Posted to user@tika.apache.org by Gary McGath <de...@mcgath.com> on 2013/04/01 16:06:45 UTC
Tika metadata values
Is there any documentation of the metadata values (e.g., compression
types) that Tika can return? I've been trying to find them in the source
code and not having much luck; a grep of the whole directory turns up,
for example, the string "lzw" in the test files but nowhere else, and I
know that Tika really does return "lzw" as a compression type.
What I'm trying to do is map the values returned by the Tika API to the
set of strings that's used by another application, to the extent that
it's possible.
--
Gary McGath, Professional Software Developer
http://www.garymcgath.com
Re: Tika metadata values
Posted by Nick Burch <ap...@gagravarr.org>.
On Mon, 1 Apr 2013, Gary McGath wrote:
>> You can get some idea of the kinds of metadata Tika will return by
>> running the tika-app jar with the --list-met-models option. However, I
>> think that might need a bit of tweaking since the work done to make more
>> of the Tika metadata be properties based.
>
> That's very useful stuff, giving a list of the property names, but I've
> seen properties returned (e.g., "X Resolution") which aren't given
> there. What I'd really like, though, is a way to find out all the values
> that can be returned for a given property; in other words, a controlled
> vocabulary, if there is one. This would let Tika collaborate better with
> other tools.
Tika tries to maintain backwards compatibility between releases. You'll
see things like a bare "X Resolution" come through, normally along with a
more structured type as well, as we've evolved the API and improved the
metadata framework
For something that's properties based, you should be able to get a fair
idea of the possible values from the property definition and the java
docs. Wherever possible, we re-use external metadata standards, so you can
often go and look up their spec to see what you'll get.
For anything that isn't properties based, you'll want to raise an
enhancement to get it converted!
Nick
Re: Tika metadata values
Posted by Gary McGath <de...@mcgath.com>.
On 4/1/13 10:48 AM, Nick Burch wrote:
> On Mon, 1 Apr 2013, Gary McGath wrote:
>> Is there any documentation of the metadata values (e.g., compression
>> types) that Tika can return?
>
> Metadata? Or mime type? If I wanted to know if a file was a .tar.gz
> compressed archive, or a .arj one, I'd use the mimetype detection in
> Tika rather than parsing the file file to get the metadata
The MIME type is useful but not sufficient for many purposes. For
characterizing a file in a digital repository, it's desirable to pull
out as much information as possible. The application which I'm working
on pulls characterization information out of a number of tools and tries
to coordinate them under a common vocabulary (which can be like herding
cats).
>
> You can get some idea of the kinds of metadata Tika will return by
> running the tika-app jar with the --list-met-models option. However, I
> think that might need a bit of tweaking since the work done to make more
> of the Tika metadata be properties based.

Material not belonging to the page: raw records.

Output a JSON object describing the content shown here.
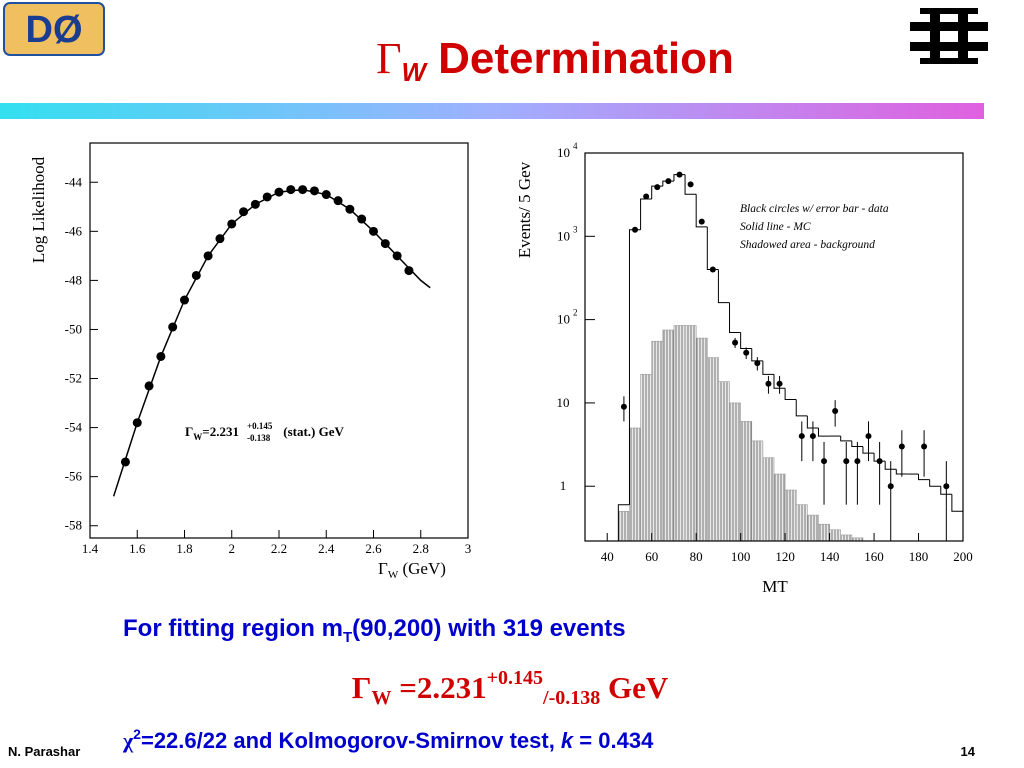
{
  "logo_text": "DØ",
  "title": {
    "symbol": "Γ",
    "subscript": "W",
    "text": "Determination"
  },
  "chart_data": [
    {
      "type": "scatter",
      "y_label": "Log Likelihood",
      "x_label": {
        "symbol": "Γ",
        "subscript": "W",
        "text": " (GeV)"
      },
      "annotation": {
        "symbol": "Γ",
        "subscript": "W",
        "text": "=2.231",
        "plus": "+0.145",
        "minus": "-0.138",
        "after": " (stat.) GeV"
      },
      "xlim": [
        1.4,
        3
      ],
      "xticks": [
        1.4,
        1.6,
        1.8,
        2,
        2.2,
        2.4,
        2.6,
        2.8,
        3
      ],
      "ylim": [
        -58.5,
        -42.4
      ],
      "yticks": [
        -44,
        -46,
        -48,
        -50,
        -52,
        -54,
        -56,
        -58
      ],
      "points": {
        "color": "#000000",
        "x": [
          1.55,
          1.6,
          1.65,
          1.7,
          1.75,
          1.8,
          1.85,
          1.9,
          1.95,
          2.0,
          2.05,
          2.1,
          2.15,
          2.2,
          2.25,
          2.3,
          2.35,
          2.4,
          2.45,
          2.5,
          2.55,
          2.6,
          2.65,
          2.7,
          2.75
        ],
        "values": [
          -55.4,
          -53.8,
          -52.3,
          -51.1,
          -49.9,
          -48.8,
          -47.8,
          -47.0,
          -46.3,
          -45.7,
          -45.2,
          -44.9,
          -44.6,
          -44.4,
          -44.3,
          -44.3,
          -44.35,
          -44.5,
          -44.75,
          -45.1,
          -45.5,
          -46.0,
          -46.5,
          -47.0,
          -47.6
        ]
      },
      "curve": {
        "color": "#000000",
        "x": [
          1.5,
          1.6,
          1.7,
          1.8,
          1.9,
          2.0,
          2.1,
          2.2,
          2.3,
          2.4,
          2.5,
          2.6,
          2.7,
          2.8,
          2.84
        ],
        "values": [
          -56.8,
          -53.8,
          -51.1,
          -48.8,
          -47.0,
          -45.7,
          -44.9,
          -44.4,
          -44.3,
          -44.5,
          -45.1,
          -46.0,
          -47.0,
          -48.0,
          -48.3
        ]
      }
    },
    {
      "type": "histogram",
      "y_label": "Events/ 5 Gev",
      "x_label": "MT",
      "log_y": true,
      "xlim": [
        30,
        200
      ],
      "xticks": [
        40,
        60,
        80,
        100,
        120,
        140,
        160,
        180,
        200
      ],
      "ylim": [
        0.22,
        10000
      ],
      "yticks": [
        1,
        10,
        {
          "value": 100,
          "label": "10",
          "exponent": "2"
        },
        {
          "value": 1000,
          "label": "10",
          "exponent": "3"
        },
        {
          "value": 10000,
          "label": "10",
          "exponent": "4"
        }
      ],
      "bins": [
        45,
        50,
        55,
        60,
        65,
        70,
        75,
        80,
        85,
        90,
        95,
        100,
        105,
        110,
        115,
        120,
        125,
        130,
        135,
        140,
        145,
        150,
        155,
        160,
        165,
        170,
        175,
        180,
        185,
        190,
        195,
        200
      ],
      "data": {
        "name": "Black circles w/ error bar - data",
        "color": "#000000",
        "x": [
          47.5,
          52.5,
          57.5,
          62.5,
          67.5,
          72.5,
          77.5,
          82.5,
          87.5,
          97.5,
          102.5,
          107.5,
          112.5,
          117.5,
          127.5,
          132.5,
          137.5,
          142.5,
          147.5,
          152.5,
          157.5,
          162.5,
          167.5,
          172.5,
          182.5,
          192.5
        ],
        "values": [
          9,
          1200,
          3000,
          3900,
          4600,
          5500,
          4200,
          1500,
          400,
          53,
          40,
          30,
          17,
          17,
          4,
          4,
          2,
          8,
          2,
          2,
          4,
          2,
          1,
          3,
          3,
          1
        ],
        "errors": [
          3,
          35,
          55,
          62,
          68,
          74,
          65,
          39,
          20,
          7.3,
          6.3,
          5.5,
          4.1,
          4.1,
          2,
          2,
          1.4,
          2.8,
          1.4,
          1.4,
          2,
          1.4,
          1,
          1.7,
          1.7,
          1
        ]
      },
      "mc": {
        "name": "Solid line - MC",
        "color": "#000000",
        "values": [
          0.6,
          1200,
          2800,
          4000,
          4600,
          5500,
          3200,
          1300,
          400,
          160,
          70,
          45,
          32,
          22,
          15,
          11,
          7,
          5,
          4,
          4,
          3.5,
          3,
          2.5,
          2,
          1.6,
          1.4,
          1.4,
          1.2,
          1,
          0.8,
          0.5
        ]
      },
      "background": {
        "name": "Shadowed area - background",
        "color": "#9a9a9a",
        "values": [
          0.5,
          5,
          22,
          55,
          75,
          85,
          85,
          60,
          35,
          18,
          10,
          6,
          3.5,
          2.2,
          1.4,
          0.9,
          0.6,
          0.45,
          0.35,
          0.3,
          0.26,
          0.24,
          0.2,
          0.2,
          0.2,
          0.2,
          0.2,
          0.2,
          0.2,
          0.2,
          0.2
        ]
      }
    }
  ],
  "fit_line": {
    "text": "For fitting region m",
    "subscript": "T",
    "after": "(90,200) with 319 events"
  },
  "result_line": {
    "symbol": "Γ",
    "subscript": "W",
    "text": " =2.231",
    "plus": "+0.145",
    "minus": "/-0.138",
    "after": " GeV"
  },
  "chi_line": {
    "symbol": "χ",
    "superscript": "2",
    "text": "=22.6/22 and Kolmogorov-Smirnov test, ",
    "k": "k",
    "after": " = 0.434"
  },
  "footer": {
    "author": "N. Parashar",
    "page": "14"
  }
}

That's very useful stuff, giving a list of the property names, but I've
seen properties returned (e.g., "X Resolution") which aren't given
there. What I'd really like, though, is a way to find out all the values
that can be returned for a given property; in other words, a controlled
vocabulary, if there is one. This would let Tika collaborate better with
other tools.
> Ray - don't suppose you fancy doing some work to expose more of the
> great metadata properties work you did via the Tika App? :)
--
Gary McGath, Professional Software Developer
http://www.garymcgath.com
Re: Tika metadata values
Posted by Nick Burch <ap...@gagravarr.org>.

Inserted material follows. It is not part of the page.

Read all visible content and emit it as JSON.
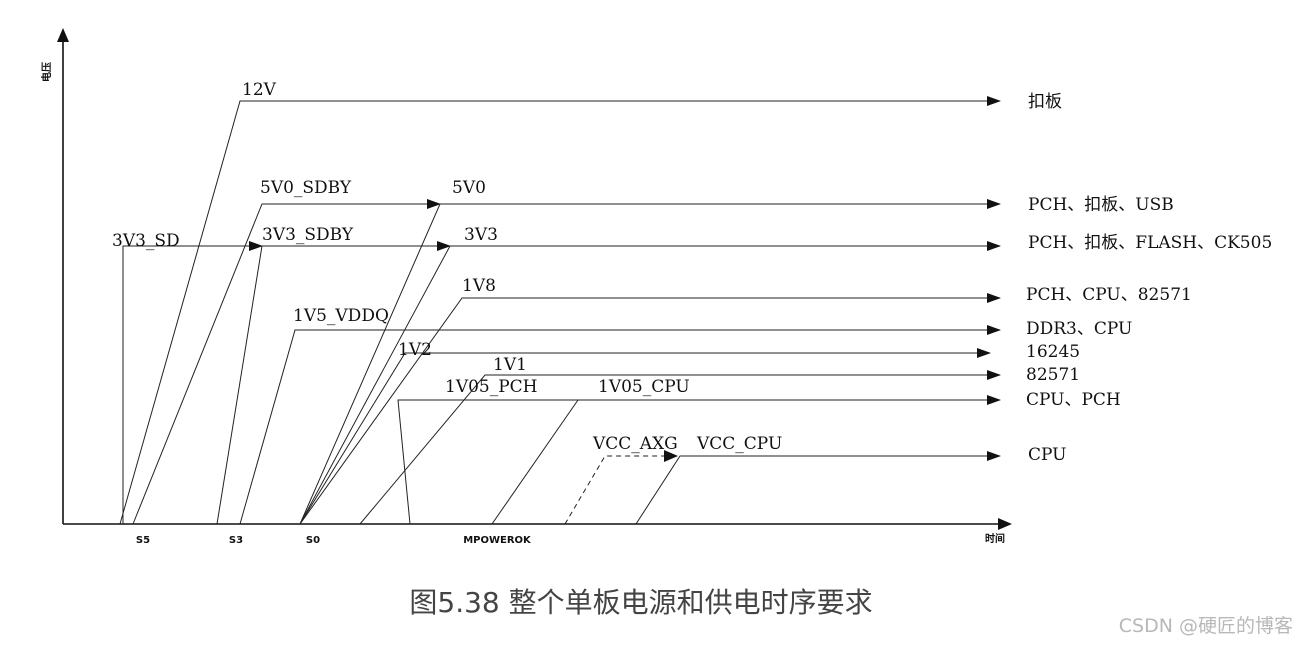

On Mon, 1 Apr 2013, Gary McGath wrote:
> Is there any documentation of the metadata values (e.g., compression
> types) that Tika can return?
Metadata? Or mime type? If I wanted to know if a file was a .tar.gz
compressed archive, or a .arj one, I'd use the mimetype detection in Tika
rather than parsing the file file to get the metadata
You can get some idea of the kinds of metadata Tika will return by running
the tika-app jar with the --list-met-models option. However, I think that
might need a bit of tweaking since the work done to make more of the Tika
metadata be properties based.
Ray - don't suppose you fancy doing some work to expose more of the great
metadata properties work you did via the Tika App? :)
Nick